On a personal note, I have seen a lot of space-promoting web forums come and go. It seems enthusiasm is often lost rapidly when the magnitude of the task at hand is confronted.
However I can see there are differences in this group that may prove crucial in preventing this.
The open-source approach promotes openness to outside ideas. I have already seen a thread proposing "adopting" the apparently stalled CubeSat project. I find this a very refreshing idea that I can get behind. Too many groups wish to doggedly do things their own way from scratch, in an apparent need to prove themselves over actually achieving the goals. And again, operating alone, this seems to promote rapid collapse of those groups due to overload.

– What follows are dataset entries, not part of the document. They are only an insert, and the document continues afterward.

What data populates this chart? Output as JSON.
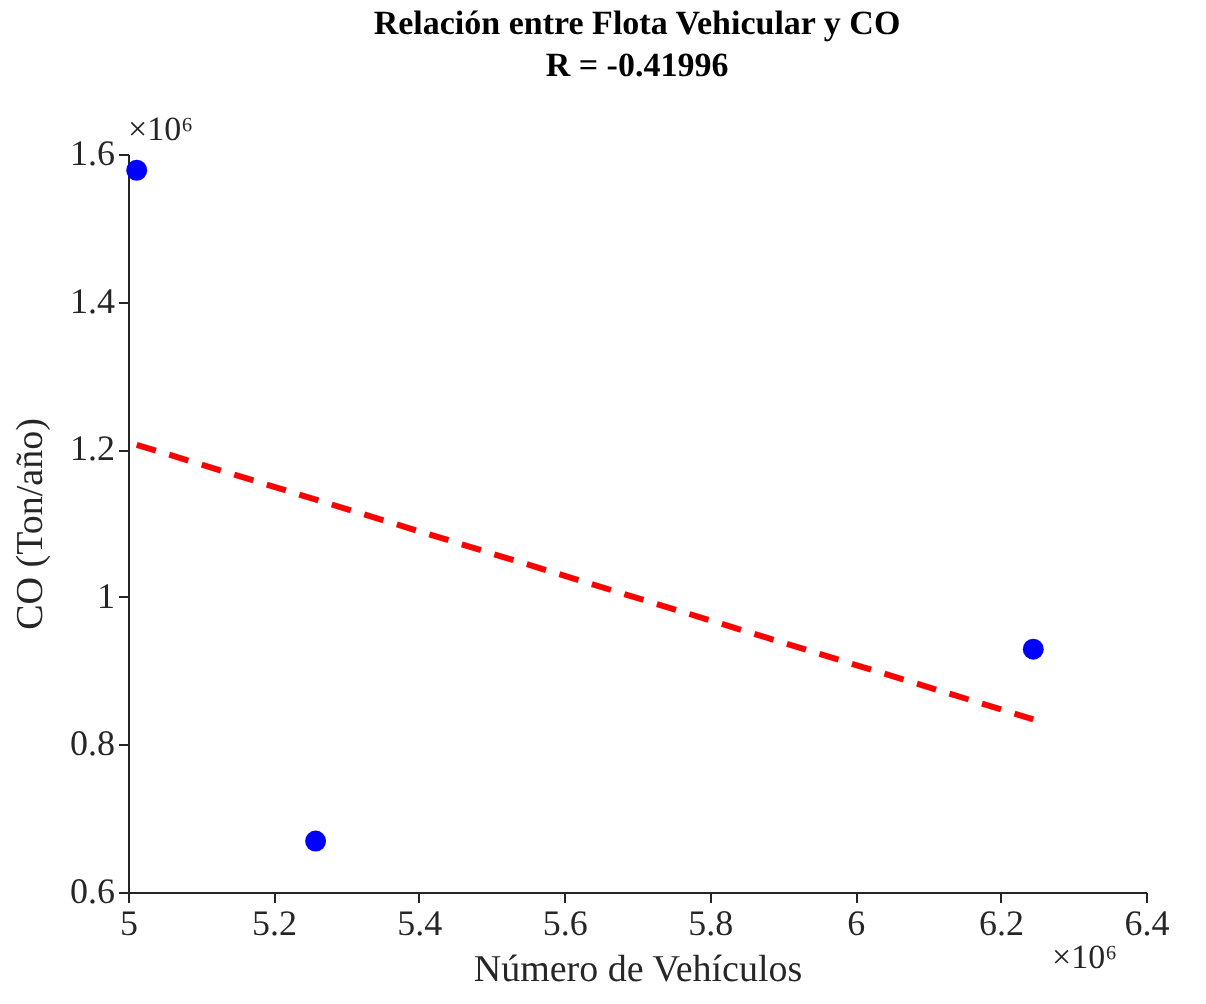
{
  "chart_data": {
    "type": "scatter",
    "title": "Relación entre Flota Vehicular y CO",
    "subtitle": "R = -0.41996",
    "xlabel": "Número de Vehículos",
    "ylabel": "CO (Ton/año)",
    "series": [
      {
        "color": "#0000ff",
        "marker": "circle",
        "x": [
          5.012,
          5.258,
          6.245
        ],
        "values": [
          1.578,
          0.669,
          0.929
        ]
      },
      {
        "type": "line",
        "color": "#ff0000",
        "line_style": "dashed",
        "x": [
          5.012,
          6.245
        ],
        "values": [
          1.206,
          0.834
        ]
      }
    ],
    "xlim": [
      5,
      6.4
    ],
    "xticks": [
      5,
      5.2,
      5.4,
      5.6,
      5.8,
      6,
      6.2,
      6.4
    ],
    "ylim": [
      0.6,
      1.6
    ],
    "yticks": [
      0.6,
      0.8,
      1,
      1.2,
      1.4,
      1.6
    ],
    "annotations": [
      "×10⁶",
      "×10⁶"
    ],
    "grid": false
  }
}
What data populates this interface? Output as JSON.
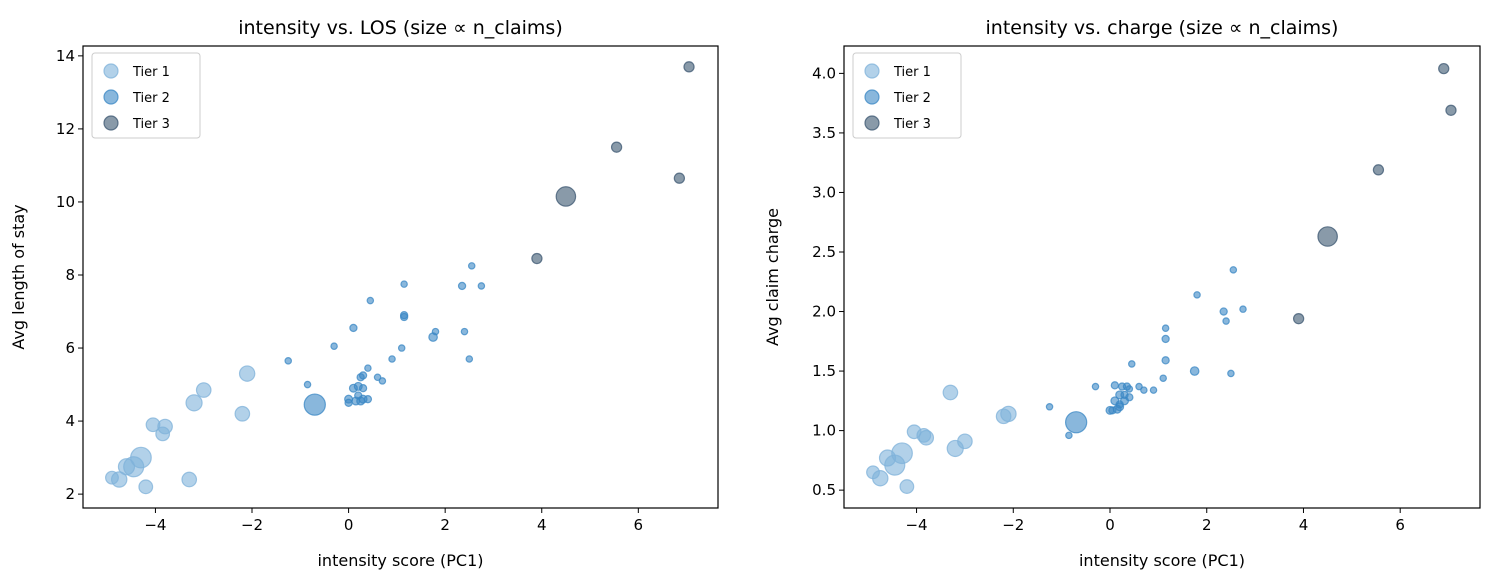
{
  "chart_data": [
    {
      "type": "scatter",
      "title": "intensity vs. LOS (size ∝ n_claims)",
      "xlabel": "intensity score (PC1)",
      "ylabel": "Avg length of stay",
      "xlim": [
        -5.5,
        7.65
      ],
      "ylim": [
        1.62,
        14.27
      ],
      "xticks": [
        -4,
        -2,
        0,
        2,
        4,
        6
      ],
      "xtick_labels": [
        "−4",
        "−2",
        "0",
        "2",
        "4",
        "6"
      ],
      "yticks": [
        2,
        4,
        6,
        8,
        10,
        12,
        14
      ],
      "ytick_labels": [
        "2",
        "4",
        "6",
        "8",
        "10",
        "12",
        "14"
      ],
      "grid": false,
      "legend": "top-left",
      "series": [
        {
          "name": "Tier 1",
          "color": "#7fb2da",
          "points": [
            [
              -4.9,
              2.45,
              30
            ],
            [
              -4.75,
              2.4,
              45
            ],
            [
              -4.6,
              2.75,
              50
            ],
            [
              -4.45,
              2.75,
              80
            ],
            [
              -4.3,
              3.0,
              85
            ],
            [
              -4.2,
              2.2,
              35
            ],
            [
              -4.05,
              3.9,
              35
            ],
            [
              -3.85,
              3.65,
              35
            ],
            [
              -3.8,
              3.85,
              40
            ],
            [
              -3.3,
              2.4,
              40
            ],
            [
              -3.2,
              4.5,
              50
            ],
            [
              -3.0,
              4.85,
              40
            ],
            [
              -2.2,
              4.2,
              40
            ],
            [
              -2.1,
              5.3,
              45
            ]
          ]
        },
        {
          "name": "Tier 2",
          "color": "#3a87c4",
          "points": [
            [
              -0.7,
              4.45,
              90
            ],
            [
              -1.25,
              5.65,
              6
            ],
            [
              -0.85,
              5.0,
              6
            ],
            [
              -0.3,
              6.05,
              6
            ],
            [
              0.1,
              6.55,
              8
            ],
            [
              0.45,
              7.3,
              6
            ],
            [
              1.15,
              7.75,
              6
            ],
            [
              1.15,
              6.9,
              8
            ],
            [
              1.15,
              6.85,
              8
            ],
            [
              1.1,
              6.0,
              6
            ],
            [
              0.9,
              5.7,
              6
            ],
            [
              0.6,
              5.2,
              6
            ],
            [
              0.7,
              5.1,
              6
            ],
            [
              1.75,
              6.3,
              12
            ],
            [
              1.8,
              6.45,
              6
            ],
            [
              2.35,
              7.7,
              8
            ],
            [
              2.75,
              7.7,
              6
            ],
            [
              2.55,
              8.25,
              6
            ],
            [
              2.4,
              6.45,
              6
            ],
            [
              2.5,
              5.7,
              6
            ],
            [
              0.0,
              4.6,
              10
            ],
            [
              0.0,
              4.5,
              8
            ],
            [
              0.15,
              4.55,
              10
            ],
            [
              0.25,
              4.55,
              10
            ],
            [
              0.3,
              4.6,
              10
            ],
            [
              0.4,
              4.6,
              8
            ],
            [
              0.1,
              4.9,
              10
            ],
            [
              0.2,
              4.95,
              10
            ],
            [
              0.3,
              4.9,
              8
            ],
            [
              0.25,
              5.2,
              8
            ],
            [
              0.3,
              5.25,
              8
            ],
            [
              0.4,
              5.45,
              6
            ],
            [
              0.2,
              4.7,
              8
            ]
          ]
        },
        {
          "name": "Tier 3",
          "color": "#3b5670",
          "points": [
            [
              7.05,
              13.7,
              18
            ],
            [
              5.55,
              11.5,
              18
            ],
            [
              6.85,
              10.65,
              18
            ],
            [
              4.5,
              10.15,
              75
            ],
            [
              3.9,
              8.45,
              18
            ]
          ]
        }
      ]
    },
    {
      "type": "scatter",
      "title": "intensity vs. charge (size ∝ n_claims)",
      "xlabel": "intensity score (PC1)",
      "ylabel": "Avg claim charge",
      "xlim": [
        -5.5,
        7.65
      ],
      "ylim": [
        0.35,
        4.23
      ],
      "xticks": [
        -4,
        -2,
        0,
        2,
        4,
        6
      ],
      "xtick_labels": [
        "−4",
        "−2",
        "0",
        "2",
        "4",
        "6"
      ],
      "yticks": [
        0.5,
        1.0,
        1.5,
        2.0,
        2.5,
        3.0,
        3.5,
        4.0
      ],
      "ytick_labels": [
        "0.5",
        "1.0",
        "1.5",
        "2.0",
        "2.5",
        "3.0",
        "3.5",
        "4.0"
      ],
      "grid": false,
      "legend": "top-left",
      "series": [
        {
          "name": "Tier 1",
          "color": "#7fb2da",
          "points": [
            [
              -4.9,
              0.65,
              30
            ],
            [
              -4.75,
              0.6,
              45
            ],
            [
              -4.6,
              0.77,
              50
            ],
            [
              -4.45,
              0.71,
              80
            ],
            [
              -4.3,
              0.81,
              85
            ],
            [
              -4.2,
              0.53,
              35
            ],
            [
              -4.05,
              0.99,
              35
            ],
            [
              -3.85,
              0.96,
              35
            ],
            [
              -3.8,
              0.94,
              40
            ],
            [
              -3.3,
              1.32,
              40
            ],
            [
              -3.2,
              0.85,
              50
            ],
            [
              -3.0,
              0.91,
              40
            ],
            [
              -2.2,
              1.12,
              40
            ],
            [
              -2.1,
              1.14,
              45
            ]
          ]
        },
        {
          "name": "Tier 2",
          "color": "#3a87c4",
          "points": [
            [
              -0.7,
              1.07,
              90
            ],
            [
              -1.25,
              1.2,
              6
            ],
            [
              -0.85,
              0.96,
              6
            ],
            [
              -0.3,
              1.37,
              6
            ],
            [
              0.1,
              1.38,
              8
            ],
            [
              0.45,
              1.56,
              6
            ],
            [
              1.15,
              1.86,
              6
            ],
            [
              1.15,
              1.77,
              8
            ],
            [
              1.15,
              1.59,
              8
            ],
            [
              1.1,
              1.44,
              6
            ],
            [
              0.9,
              1.34,
              6
            ],
            [
              0.6,
              1.37,
              6
            ],
            [
              0.7,
              1.34,
              6
            ],
            [
              1.75,
              1.5,
              12
            ],
            [
              1.8,
              2.14,
              6
            ],
            [
              2.35,
              2.0,
              8
            ],
            [
              2.75,
              2.02,
              6
            ],
            [
              2.55,
              2.35,
              6
            ],
            [
              2.4,
              1.92,
              6
            ],
            [
              2.5,
              1.48,
              6
            ],
            [
              0.0,
              1.17,
              10
            ],
            [
              0.05,
              1.17,
              8
            ],
            [
              0.15,
              1.18,
              10
            ],
            [
              0.2,
              1.2,
              10
            ],
            [
              0.3,
              1.25,
              10
            ],
            [
              0.4,
              1.28,
              8
            ],
            [
              0.1,
              1.25,
              10
            ],
            [
              0.2,
              1.3,
              10
            ],
            [
              0.3,
              1.3,
              8
            ],
            [
              0.25,
              1.37,
              8
            ],
            [
              0.35,
              1.37,
              8
            ],
            [
              0.4,
              1.35,
              6
            ],
            [
              0.2,
              1.22,
              8
            ]
          ]
        },
        {
          "name": "Tier 3",
          "color": "#3b5670",
          "points": [
            [
              7.05,
              3.69,
              18
            ],
            [
              6.9,
              4.04,
              18
            ],
            [
              5.55,
              3.19,
              18
            ],
            [
              4.5,
              2.63,
              75
            ],
            [
              3.9,
              1.94,
              18
            ]
          ]
        }
      ]
    }
  ]
}
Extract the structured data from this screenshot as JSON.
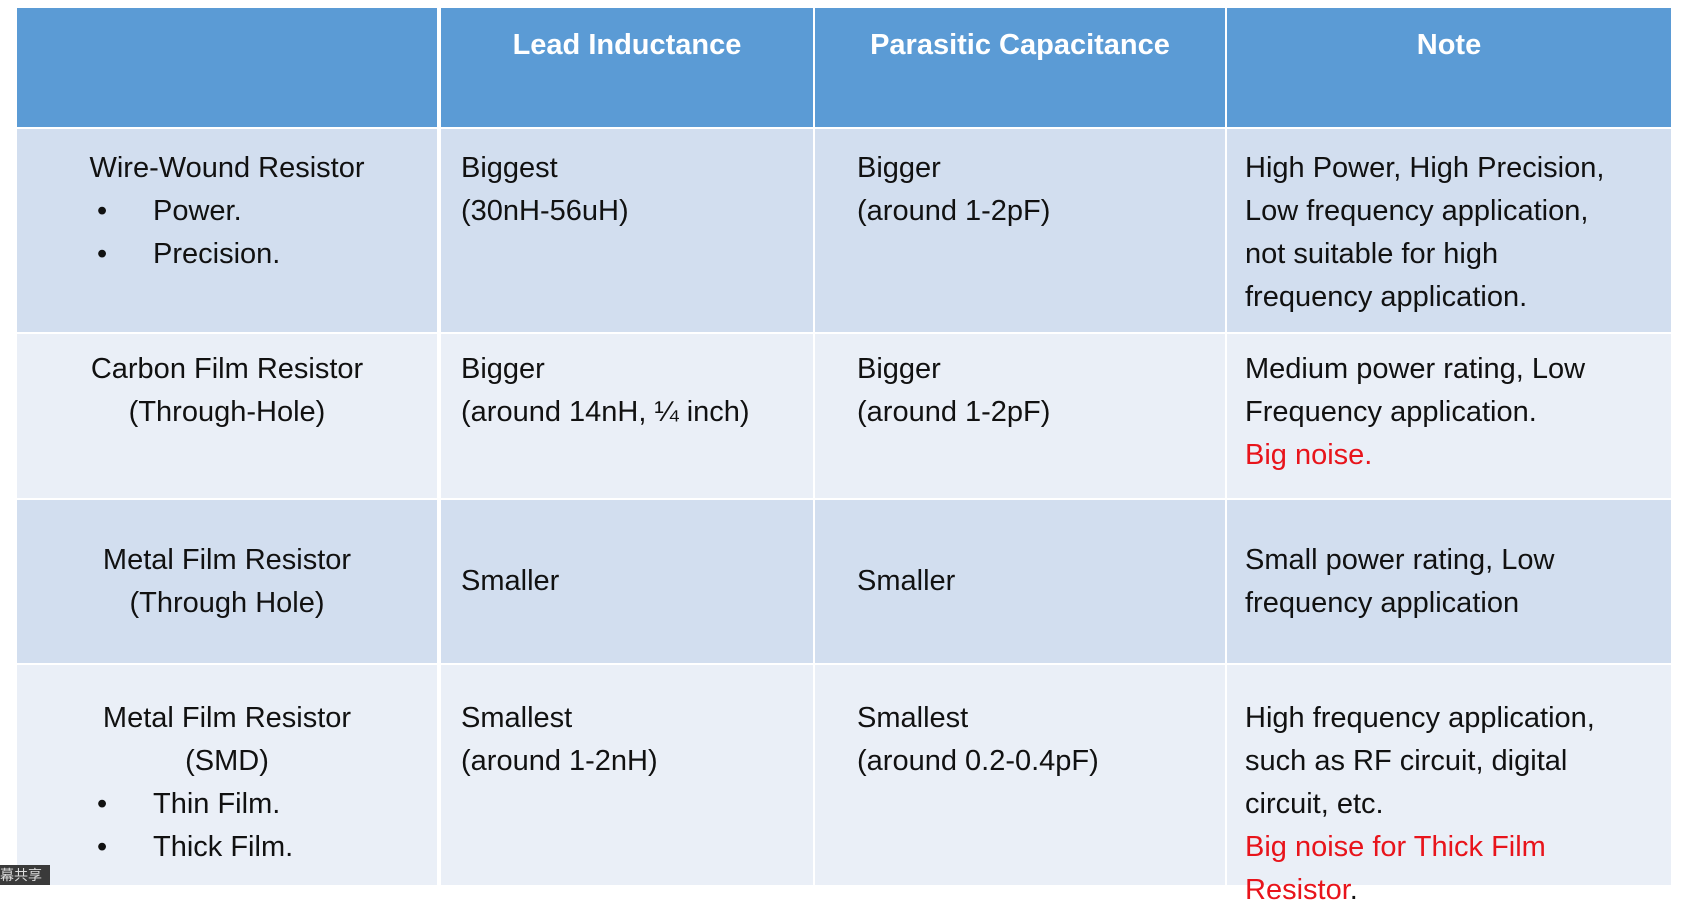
{
  "table": {
    "header": [
      "Lead Inductance",
      "Parasitic Capacitance",
      "Note"
    ],
    "rows": [
      {
        "name": [
          "Wire-Wound Resistor"
        ],
        "bullets": [
          "Power.",
          "Precision."
        ],
        "lead": [
          "Biggest",
          "(30nH-56uH)"
        ],
        "cap": [
          "Bigger",
          "(around 1-2pF)"
        ],
        "note": [
          [
            {
              "text": "High Power, High Precision,"
            }
          ],
          [
            {
              "text": " Low frequency application,"
            }
          ],
          [
            {
              "text": "not suitable for high"
            }
          ],
          [
            {
              "text": "frequency application."
            }
          ]
        ]
      },
      {
        "name": [
          "Carbon Film Resistor",
          "(Through-Hole)"
        ],
        "lead": [
          "Bigger",
          "(around 14nH, ¼ inch)"
        ],
        "cap": [
          "Bigger",
          "(around 1-2pF)"
        ],
        "note": [
          [
            {
              "text": "Medium power rating, Low"
            }
          ],
          [
            {
              "text": "Frequency application."
            }
          ],
          [
            {
              "text": "Big noise.",
              "color": "#e8141b"
            }
          ]
        ]
      },
      {
        "name": [
          "Metal Film Resistor",
          "(Through Hole)"
        ],
        "lead": [
          "Smaller"
        ],
        "cap": [
          "Smaller"
        ],
        "note": [
          [
            {
              "text": "Small power rating, Low"
            }
          ],
          [
            {
              "text": "frequency application"
            }
          ]
        ]
      },
      {
        "name": [
          "Metal Film Resistor",
          "(SMD)"
        ],
        "bullets": [
          "Thin Film.",
          "Thick Film."
        ],
        "lead": [
          "Smallest",
          "(around 1-2nH)"
        ],
        "cap": [
          "Smallest",
          "(around 0.2-0.4pF)"
        ],
        "note": [
          [
            {
              "text": "High frequency application,"
            }
          ],
          [
            {
              "text": "such as RF circuit, digital"
            }
          ],
          [
            {
              "text": "circuit, etc."
            }
          ],
          [
            {
              "text": "Big noise for Thick Film",
              "color": "#e8141b"
            }
          ],
          [
            {
              "text": "Resistor",
              "color": "#e8141b"
            },
            {
              "text": "."
            }
          ]
        ]
      }
    ]
  },
  "overlay": "幕共享"
}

I fear the biggest challenge to overcome is the one of the people involved. Motivation, organisation, cooperation, conquering personal egos, etc..
There also seems to be the issue of too much theory, too little application. People planning things out and never actually making the physical objects required.
Again this project seems very resistant to this in it's stance of keeping things simple and using off-the-shelf parts.
So, if I may offer my initial suggestions;
- Consolidate what is already here – Make the forum welcoming and social, get standard introductory documents in place. Expand moderator team as required. Likewise, team leaders for individual projects may well help spread the load.
- Expand by looking for other small similarly-minded groups and either offer to absorb, combine, ally or otherwise join forces so the overall manpower available comes closer to critical mass. The low-traffic near-dead groups would seem prime targets. A "press pack" would seem to be a useful tool for this.
- Expand material and machining power base. Possibly by allying with hacker-spaces and local maker groups, but also promote grass-roots engineering skills and for people to create their own workshops for practical application and testing of the ideas. This would also help in pushing people to RL meetings and further deepening the sense of community, as well as critical communication redundancy.
- A dependency study would be useful for working out what key items need to be resolved for projects to progress.
I hope they don't come across as arrogant, but I've had some time to consider the flaws of many web projects, and it does sound like this one could both avoid them and benefit from them.